Worthley, along with Higher Ground's Newman and Crothers, declined a follow-up interview with Seven Days until after the Development Review Board's August 18 meeting, when the project will be discussed again. It's unclear when the board will vote.
Meantime, more than three dozen people have written letters urging the review board to approve the project. About half of them are Burton employees or people connected to Newman, who helped found several prominent Vermont businesses, including Magic Hat Brewing, Seventh Generation and Gardener's Supply. None disclosed their professional affiliations in the correspondence.
Brett Smith is one of those supporters. He worked for Fuse, a marketing outfit that partnered with Burton in the past, and also lives on nearby Austin Drive. Smith — no relation to project opponent Laurie Smith — isn't concerned about noise but recognizes that it's natural for homeowners to worry.
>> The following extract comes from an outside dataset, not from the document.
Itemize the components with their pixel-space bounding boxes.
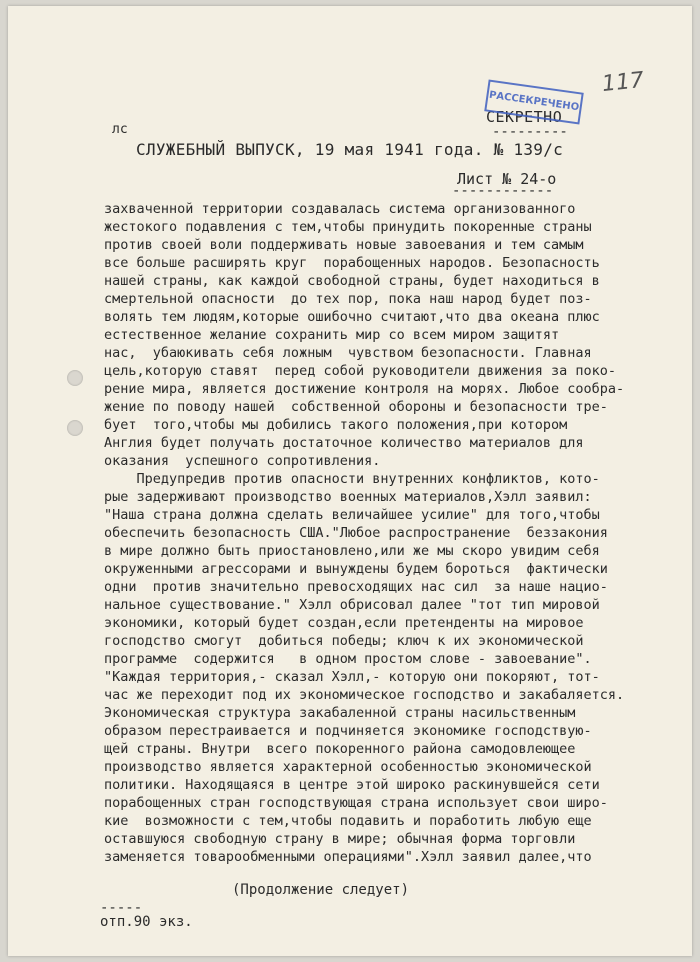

He compared the Burton conundrum to the debate when Burlington wanted to develop a skate park on the waterfront, an effort he supported. The park is beloved today, but neighbors opposed it before it was built.
Newman was among those opponents. A resident of Lakeview Terrace, which overlooks the waterfront, Newman and nearly 40 other neighbors appealed a skate park permit in 2011 over concerns that traffic and noise would keep them up at night.
"We need to be able to live in our homes, sleep peacefully and have rights as citizens of Burlington," they wrote in a letter to city planners. "While we are totally in favor of good mixed use zoning ... we also need to have our homes and neighborhood considered and respected."
The group lost the appeal. Newman told Seven Days he doesn't remember the case because he was then living in Los Angeles much of the time. "I suspect I signed to go along with my neighbors," he said.
But Laurie Smith, the project opponent, can't ignore the irony.
"Why are we NIMBY and what you did wasn't?" he posited, referring to the term for people who tell developers, "Not in my backyard."
"He didn't succeed," he continued, "so maybe he thinks we won't."